Cesar Rosales is a natural performer. He can make the most mundane task funny. When taking individual class photos one day, Cesar didn't like how his hair looked after his recent haircut. He asked us to wait while he put his hoodie on to cover his hair. What followed was a comical, dramatic positioning of his hoodie so that his ears stuck out like a monkey. He indicated he was ready for his photo, and even made a monkey face to compliment the ears. Cesar got laughs from his classmates daily, but not in an obnoxious way. This kid has some serious empathy for his classmates, and looked out for them as much as he laughed with them.
If I had to choose someone from the group that I thought was a fighter, I would not have chosen Cesar. His idea for a show about boxing surprised us - and the fact that he is a boxer surprised us even more!
One of the main challenges of this project was managing the number of students. Twenty eight students is the largest group we have podcasted with at one time. One of our strategies was to break them into 7 pods of 4 students each. Breaking up friend groups was unpopular but necessary to balance out the skill levels among the groups. Some students were more unhappy with this than others, and asked us to please let them work with their friends instead of the "lame" groups we had assigned. When you work with teens, getting called "lame" regularly is par for the course. Betsy and I were undeterred.
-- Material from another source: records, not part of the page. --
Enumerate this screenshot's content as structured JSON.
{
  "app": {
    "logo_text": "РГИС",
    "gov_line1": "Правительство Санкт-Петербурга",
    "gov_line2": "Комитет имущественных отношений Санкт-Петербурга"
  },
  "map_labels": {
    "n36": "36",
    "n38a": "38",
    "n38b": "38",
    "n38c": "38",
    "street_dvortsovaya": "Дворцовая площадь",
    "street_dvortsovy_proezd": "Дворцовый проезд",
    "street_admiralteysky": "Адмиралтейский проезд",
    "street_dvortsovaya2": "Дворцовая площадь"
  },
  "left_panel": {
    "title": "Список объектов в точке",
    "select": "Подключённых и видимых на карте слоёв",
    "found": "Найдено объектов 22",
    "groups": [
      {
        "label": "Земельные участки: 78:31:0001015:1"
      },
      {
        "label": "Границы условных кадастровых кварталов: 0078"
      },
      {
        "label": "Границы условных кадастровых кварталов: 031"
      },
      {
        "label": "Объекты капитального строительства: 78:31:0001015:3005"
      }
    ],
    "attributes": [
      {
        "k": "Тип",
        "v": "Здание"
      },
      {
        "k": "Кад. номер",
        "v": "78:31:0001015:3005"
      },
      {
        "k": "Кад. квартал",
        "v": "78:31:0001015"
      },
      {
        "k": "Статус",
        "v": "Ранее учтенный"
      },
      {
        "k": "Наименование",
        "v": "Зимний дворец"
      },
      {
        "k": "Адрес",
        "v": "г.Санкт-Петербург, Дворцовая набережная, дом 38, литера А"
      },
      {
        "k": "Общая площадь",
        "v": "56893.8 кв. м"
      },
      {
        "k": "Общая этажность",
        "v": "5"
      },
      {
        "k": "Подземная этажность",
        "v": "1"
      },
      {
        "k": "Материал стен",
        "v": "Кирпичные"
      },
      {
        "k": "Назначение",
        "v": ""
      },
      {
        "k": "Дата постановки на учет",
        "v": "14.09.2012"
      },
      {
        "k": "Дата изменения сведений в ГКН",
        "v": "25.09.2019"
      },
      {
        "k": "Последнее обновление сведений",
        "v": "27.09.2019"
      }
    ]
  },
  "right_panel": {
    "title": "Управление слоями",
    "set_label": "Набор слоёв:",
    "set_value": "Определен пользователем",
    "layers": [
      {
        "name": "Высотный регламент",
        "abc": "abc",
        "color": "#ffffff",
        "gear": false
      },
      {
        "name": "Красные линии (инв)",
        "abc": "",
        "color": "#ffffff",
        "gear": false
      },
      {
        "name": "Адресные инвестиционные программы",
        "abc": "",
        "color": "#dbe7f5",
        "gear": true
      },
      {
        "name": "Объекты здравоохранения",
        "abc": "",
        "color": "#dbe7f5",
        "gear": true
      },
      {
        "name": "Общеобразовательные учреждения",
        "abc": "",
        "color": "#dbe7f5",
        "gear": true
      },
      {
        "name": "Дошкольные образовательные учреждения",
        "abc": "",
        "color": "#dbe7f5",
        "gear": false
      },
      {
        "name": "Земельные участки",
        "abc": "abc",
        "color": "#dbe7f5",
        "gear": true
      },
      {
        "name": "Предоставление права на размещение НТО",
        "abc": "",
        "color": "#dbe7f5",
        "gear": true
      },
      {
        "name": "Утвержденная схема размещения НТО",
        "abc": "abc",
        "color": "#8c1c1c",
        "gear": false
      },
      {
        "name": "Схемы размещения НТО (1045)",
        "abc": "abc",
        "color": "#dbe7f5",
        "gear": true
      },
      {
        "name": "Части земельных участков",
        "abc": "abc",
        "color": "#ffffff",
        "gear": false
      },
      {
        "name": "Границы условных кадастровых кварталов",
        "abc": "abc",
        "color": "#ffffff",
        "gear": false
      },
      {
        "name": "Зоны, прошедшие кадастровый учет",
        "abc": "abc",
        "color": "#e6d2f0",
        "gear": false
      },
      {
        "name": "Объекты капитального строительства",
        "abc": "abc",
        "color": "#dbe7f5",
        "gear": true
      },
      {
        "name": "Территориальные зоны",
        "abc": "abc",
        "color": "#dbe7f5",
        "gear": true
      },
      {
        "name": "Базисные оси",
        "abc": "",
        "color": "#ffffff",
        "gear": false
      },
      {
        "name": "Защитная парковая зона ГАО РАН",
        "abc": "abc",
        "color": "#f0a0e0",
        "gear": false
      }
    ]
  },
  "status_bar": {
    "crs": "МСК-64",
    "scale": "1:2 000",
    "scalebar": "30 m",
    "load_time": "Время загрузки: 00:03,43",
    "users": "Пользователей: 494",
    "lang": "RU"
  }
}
Cesar Rosales and Natalia Arjon kept gravitating towards one and other because they were friends, and also because they were both such chatterboxes! Betsy and I urged them to get back to their groups. almost daily. "Your groups need you!" we asserted. And it was true. Neither Natalia nor Cesar ever lacked for words. The writers in their respective groups needed their assistance. But they remained planted in their neighboring seats, chatting away. Unfortunately, our urging of the students to remain in their assigned groups was often met with a whiny, "But, Missssss . . . " If I had a dollar for every time we heard that phrase, we could fund out program for a year!
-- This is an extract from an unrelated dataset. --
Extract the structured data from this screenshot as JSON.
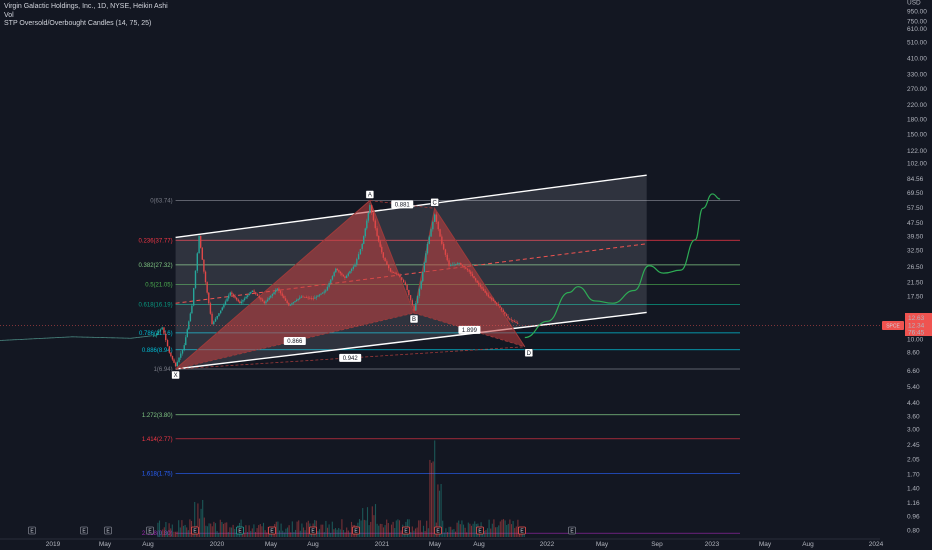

Betsy gave these two an option: "You can work together, but you have to get the story right."
Cesar wanted to talk about boxing. Interestingly, his angle was not a first person narrative, but an interview. We were thrilled.
Knock 'em Down or Raise 'em Up?
Cesar is a boxer, and a great one. Instead of keeping the spotlight on himself, he chose to highlight someone else. He raised up his peer with the podcasting platform to which he had access. Cesar invited his friend, fellow eight grader and fellow boxer, Alejandro Morales, to interview him about his amateur boxing career.
We were impressed that Cesar was conscious of sharing the spotlight, and also with the fact that Natalie rose to the challenge. Instead of her shining the light on her friend, Cesar, she informs the listener that she's heard Cesar talk about boxing enough! And that it's time to hear someone else's perspective.
These two LOVE to talk. Betsy let them know that this is not necessarily a bad thing! Talking is a skill, and, if they learned to focus their charisma, it can be harnessed for good!